At the mention of home, Ross realized he hadn’t really thought of this old gray fortress as home, but in reality, that was exactly what it had become.
There was a rightness to it, a feeling of belonging he had never felt back in Texas.
Maybe that was why he was the one out of all the Mackinnon boys who rolled around like a loose stone, never finding a place to lay his head for long.
“When do we leave?” asked Percy.
“Within the week,” was the Mackinnon’s staunch reply. “And now we’ll wash our words down with a glass of good whisky.”
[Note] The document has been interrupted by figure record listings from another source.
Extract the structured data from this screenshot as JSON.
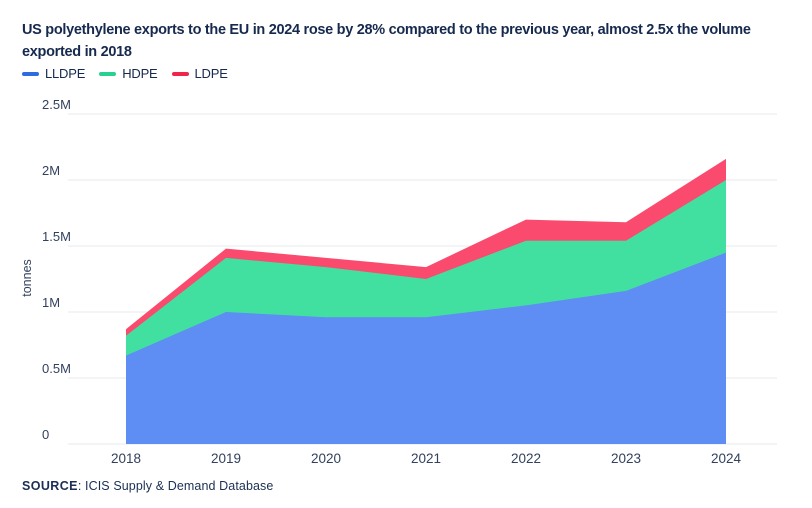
{
  "header": {
    "title_line1": "US polyethylene exports to the EU in 2024 rose by 28% compared to the previous year, almost 2.5x the volume",
    "title_line2": "exported in 2018"
  },
  "source": {
    "label": "SOURCE",
    "text": ": ICIS Supply & Demand Database"
  },
  "colors": {
    "title_navy": "#16294E",
    "tick_text": "#33415F",
    "gridline": "#E7E8EC",
    "lldpe_fill": "#5E8DF3",
    "lldpe_line": "#2D6BE3",
    "hdpe_fill": "#42E0A0",
    "hdpe_line": "#27D291",
    "ldpe_fill": "#FA4A6D",
    "ldpe_line": "#F1254C"
  },
  "chart_data": {
    "type": "area",
    "stacked": true,
    "title": "US polyethylene exports to the EU in 2024 rose by 28% compared to the previous year, almost 2.5x the volume exported in 2018",
    "xlabel": "",
    "ylabel": "tonnes",
    "categories": [
      "2018",
      "2019",
      "2020",
      "2021",
      "2022",
      "2023",
      "2024"
    ],
    "units": "million tonnes",
    "ylim": [
      0,
      2.5
    ],
    "grid": true,
    "legend_position": "top-left",
    "yticks": [
      {
        "value": 0,
        "label": "0"
      },
      {
        "value": 0.5,
        "label": "0.5M"
      },
      {
        "value": 1,
        "label": "1M"
      },
      {
        "value": 1.5,
        "label": "1.5M"
      },
      {
        "value": 2,
        "label": "2M"
      },
      {
        "value": 2.5,
        "label": "2.5M"
      }
    ],
    "series": [
      {
        "name": "LLDPE",
        "fill": "#5E8DF3",
        "line": "#2D6BE3",
        "values": [
          0.67,
          1.0,
          0.96,
          0.96,
          1.05,
          1.16,
          1.45
        ]
      },
      {
        "name": "HDPE",
        "fill": "#42E0A0",
        "line": "#27D291",
        "values": [
          0.15,
          0.41,
          0.38,
          0.29,
          0.49,
          0.38,
          0.55
        ]
      },
      {
        "name": "LDPE",
        "fill": "#FA4A6D",
        "line": "#F1254C",
        "values": [
          0.05,
          0.07,
          0.07,
          0.09,
          0.16,
          0.14,
          0.16
        ]
      }
    ],
    "stacked_totals": [
      0.87,
      1.48,
      1.41,
      1.34,
      1.7,
      1.68,
      2.16
    ]
  }
}
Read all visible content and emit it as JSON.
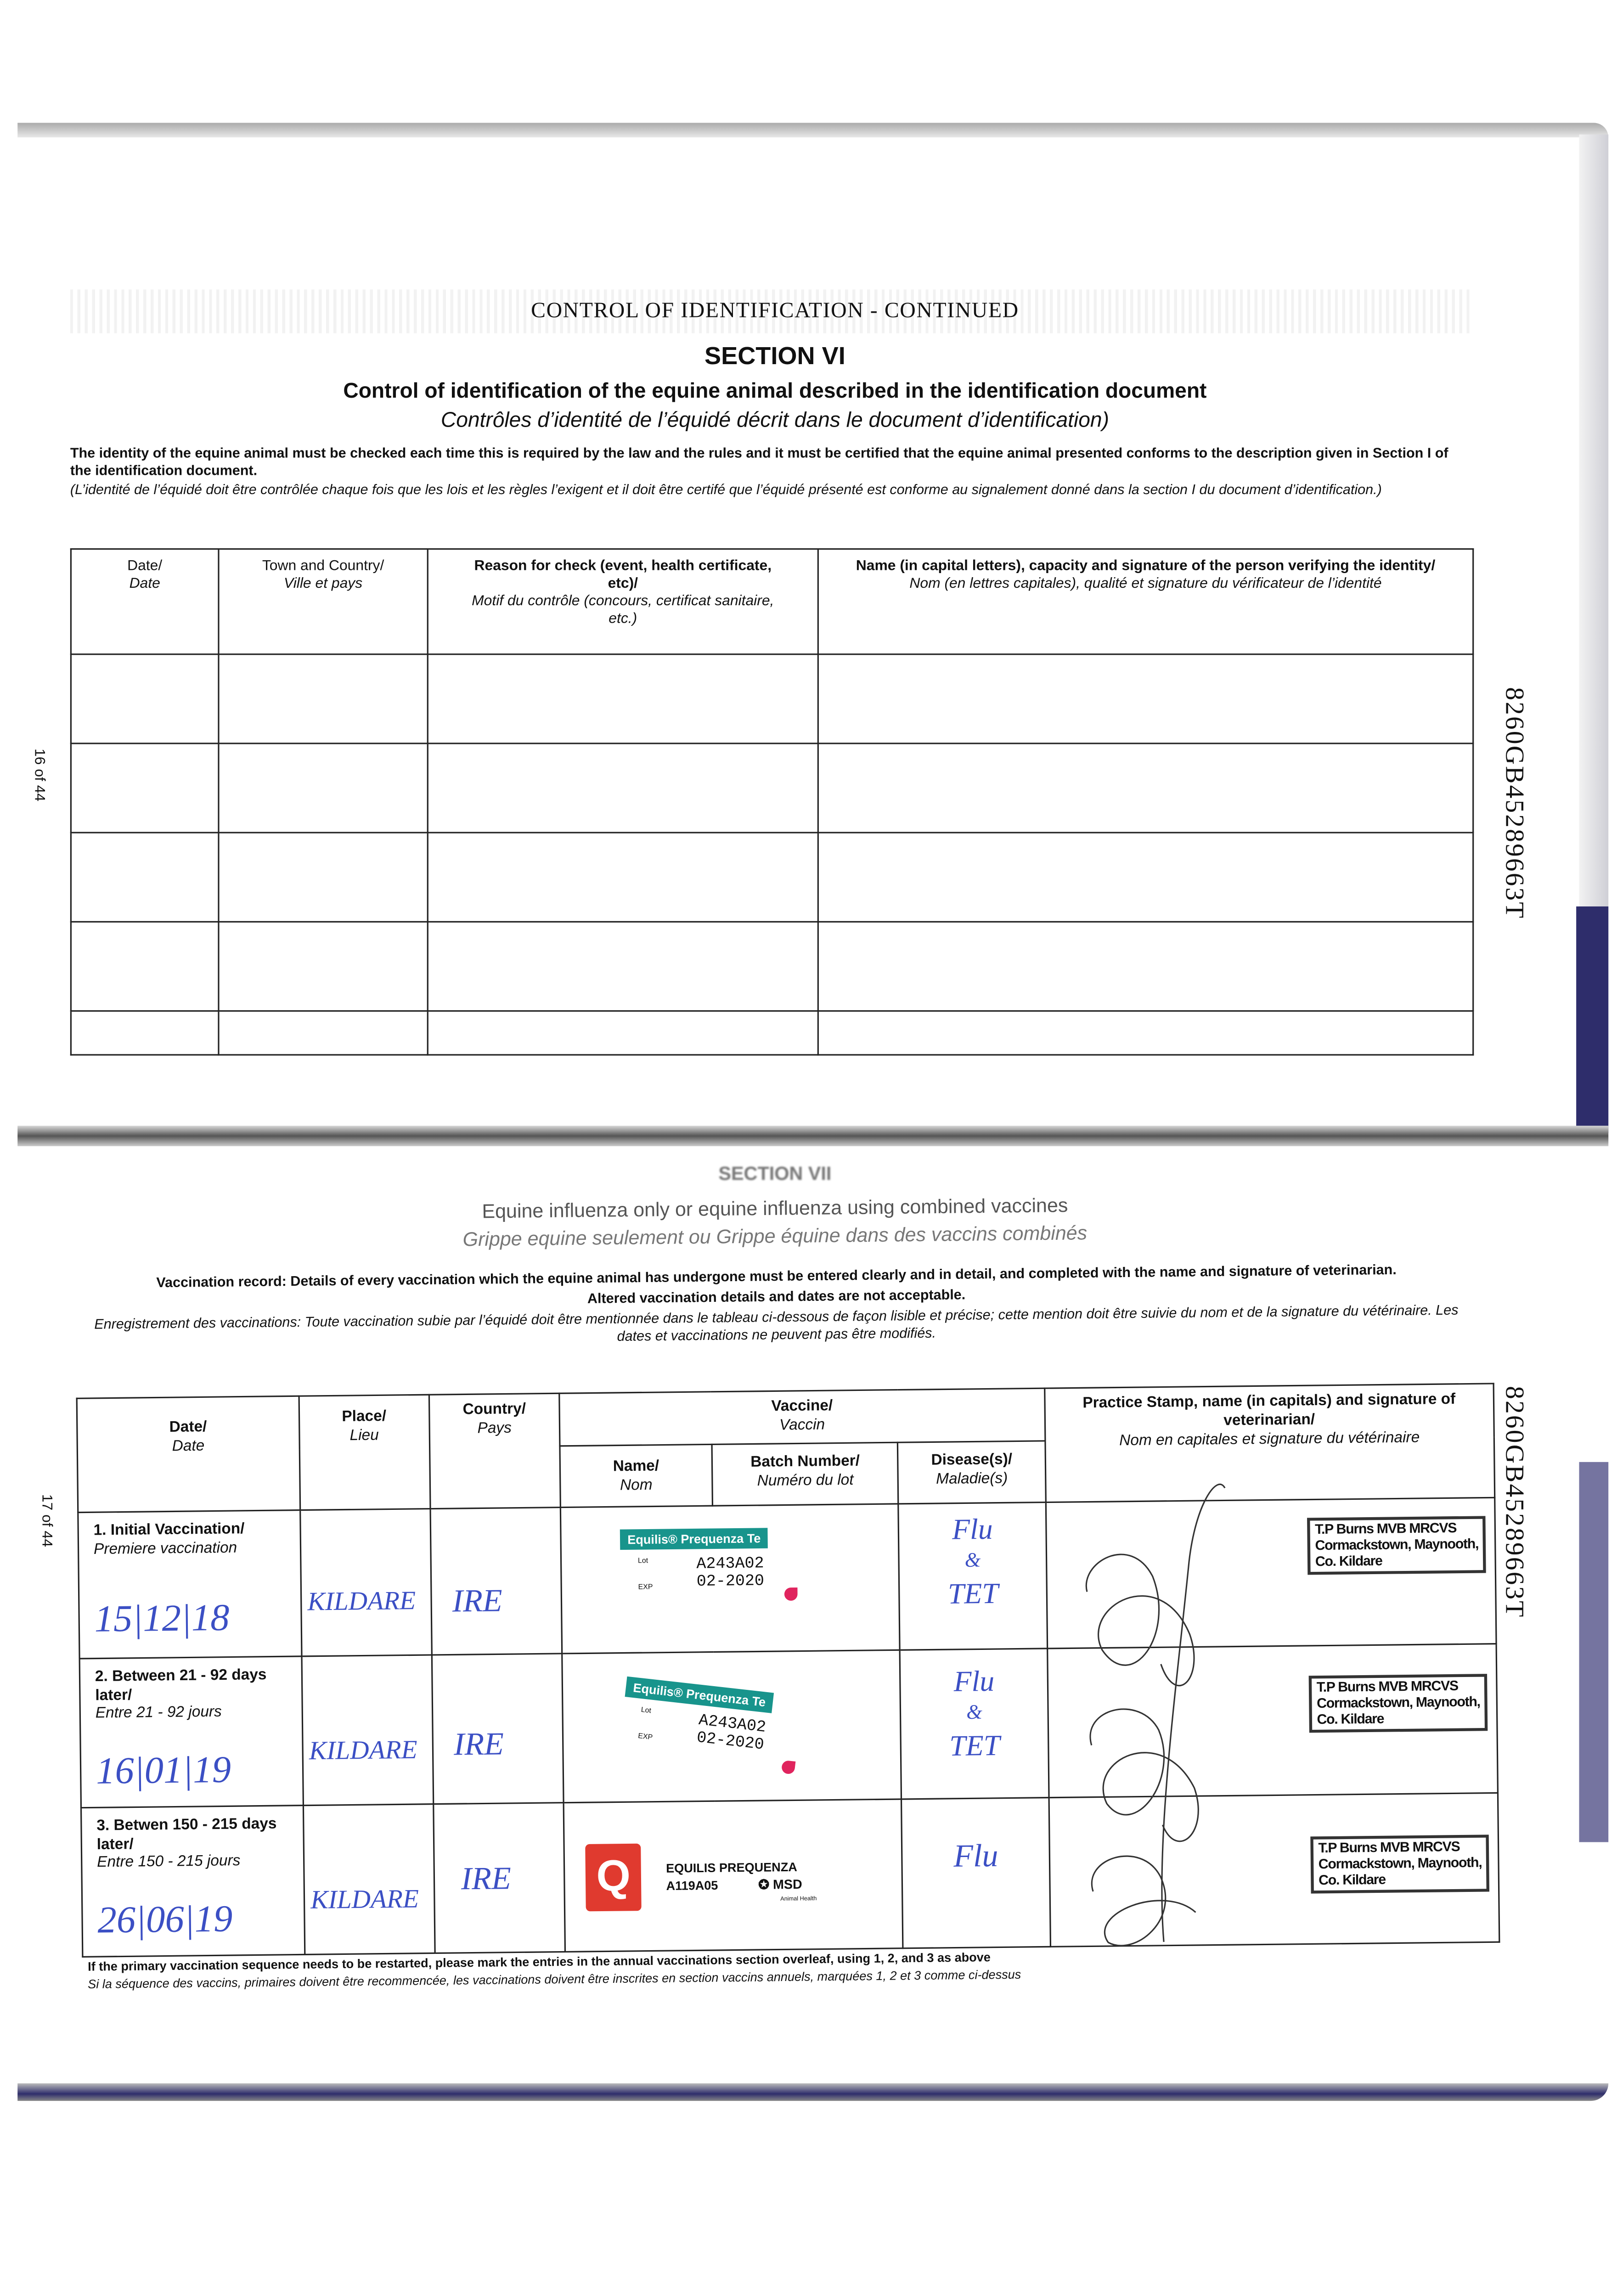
{
  "page_top": {
    "header": "CONTROL OF IDENTIFICATION - CONTINUED",
    "section": "SECTION VI",
    "title_en": "Control of identification of the equine animal described in the identification document",
    "title_fr": "Contrôles d’identité de l’équidé décrit dans le document d’identification)",
    "intro_en": "The identity of the equine animal must be checked each time this is required by the law and the rules and it must be certified that the equine animal presented conforms to the description given in Section I of the identification document.",
    "intro_fr": "(L’identité de l’équidé doit être contrôlée chaque fois que les lois et les règles l’exigent et il doit être certifé que l’équidé présenté est conforme au signalement donné dans la section I du document d’identification.)",
    "page_number": "16 of 44",
    "serial": "8260GB45289663T",
    "table": {
      "headers": [
        {
          "en": "Date/",
          "fr": "Date"
        },
        {
          "en": "Town and Country/",
          "fr": "Ville et pays"
        },
        {
          "en": "Reason for check (event, health certificate, etc)/",
          "fr": "Motif du contrôle (concours, certificat sanitaire, etc.)"
        },
        {
          "en": "Name (in capital letters), capacity and signature of the person verifying the identity/",
          "fr": "Nom (en lettres capitales), qualité et signature du vérificateur de l’identité"
        }
      ]
    }
  },
  "page_bottom": {
    "section": "SECTION VII",
    "title_en": "Equine influenza only or equine influenza using combined vaccines",
    "title_fr": "Grippe equine seulement ou Grippe équine dans des vaccins combinés",
    "intro_en": "Vaccination record: Details of every vaccination which the equine animal has undergone must be entered clearly and in detail, and completed with the name and signature of veterinarian.",
    "intro_en2": "Altered vaccination details and dates are not acceptable.",
    "intro_fr": "Enregistrement des vaccinations: Toute vaccination subie par l’équidé doit être mentionnée dans le tableau ci-dessous de façon lisible et précise; cette mention doit être suivie du nom et de la signature du vétérinaire. Les dates et vaccinations ne peuvent pas être modifiés.",
    "page_number": "17 of 44",
    "serial": "8260GB45289663T",
    "headers": {
      "date": {
        "en": "Date/",
        "fr": "Date"
      },
      "place": {
        "en": "Place/",
        "fr": "Lieu"
      },
      "country": {
        "en": "Country/",
        "fr": "Pays"
      },
      "vaccine": {
        "en": "Vaccine/",
        "fr": "Vaccin"
      },
      "name": {
        "en": "Name/",
        "fr": "Nom"
      },
      "batch": {
        "en": "Batch Number/",
        "fr": "Numéro du lot"
      },
      "disease": {
        "en": "Disease(s)/",
        "fr": "Maladie(s)"
      },
      "vet": {
        "en": "Practice Stamp, name (in capitals) and signature of veterinarian/",
        "fr": "Nom en capitales et signature du vétérinaire"
      }
    },
    "rows": [
      {
        "label_en": "1. Initial Vaccination/",
        "label_fr": "Premiere vaccination",
        "date": "15|12|18",
        "place": "KILDARE",
        "country": "IRE",
        "sticker_brand": "Equilis® Prequenza Te",
        "sticker_lot_label": "Lot",
        "sticker_exp_label": "EXP",
        "batch": "A243A02",
        "expiry": "02-2020",
        "disease1": "Flu",
        "disease_and": "&",
        "disease2": "TET",
        "stamp": [
          "T.P Burns MVB MRCVS",
          "Cormackstown, Maynooth,",
          "Co. Kildare"
        ]
      },
      {
        "label_en": "2. Between 21 - 92 days later/",
        "label_fr": "Entre 21 - 92 jours",
        "date": "16|01|19",
        "place": "KILDARE",
        "country": "IRE",
        "sticker_brand": "Equilis® Prequenza Te",
        "sticker_lot_label": "Lot",
        "sticker_exp_label": "EXP",
        "batch": "A243A02",
        "expiry": "02-2020",
        "disease1": "Flu",
        "disease_and": "&",
        "disease2": "TET",
        "stamp": [
          "T.P Burns MVB MRCVS",
          "Cormackstown, Maynooth,",
          "Co. Kildare"
        ]
      },
      {
        "label_en": "3. Betwen 150 - 215 days later/",
        "label_fr": "Entre 150 - 215 jours",
        "date": "26|06|19",
        "place": "KILDARE",
        "country": "IRE",
        "sticker_logo": "Q",
        "sticker_name": "EQUILIS PREQUENZA",
        "batch": "A119A05",
        "maker": "MSD",
        "maker_sub": "Animal Health",
        "disease1": "Flu",
        "stamp": [
          "T.P Burns MVB MRCVS",
          "Cormackstown, Maynooth,",
          "Co. Kildare"
        ]
      }
    ],
    "footnote_en": "If the primary vaccination sequence needs to be restarted, please mark the entries in the annual vaccinations section overleaf, using 1, 2, and 3 as above",
    "footnote_fr": "Si la séquence des vaccins, primaires doivent être recommencée, les vaccinations doivent être inscrites en section vaccins annuels, marquées 1, 2 et 3 comme ci-dessus"
  },
  "colors": {
    "ink_blue": "#3b4fc4",
    "teal_label": "#18948c",
    "red_logo": "#e03a2f",
    "cover_navy": "#2e2d6b"
  }
}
Ross joined his grandfather and Percy for a drink, his eyes resting for a moment on the lingering gray light outside the window, the soft greenness of the hills reminding him of Annabella’s eyes.
Annabella. Her name ripped through his mind like a gunshot.
He was just beginning to bring his lass around.
He wasn’t ready to leave her yet. Ross tried to probe for a logical reason to stall the trip to Edinburgh and came up with nothing.
He wished he had more time to be with her, more time to teach her to trust him, more time to put her in touch with herself.
Instead he continued to stare at the grayness out the window, listening to his grandfather and Percy plan away with his life.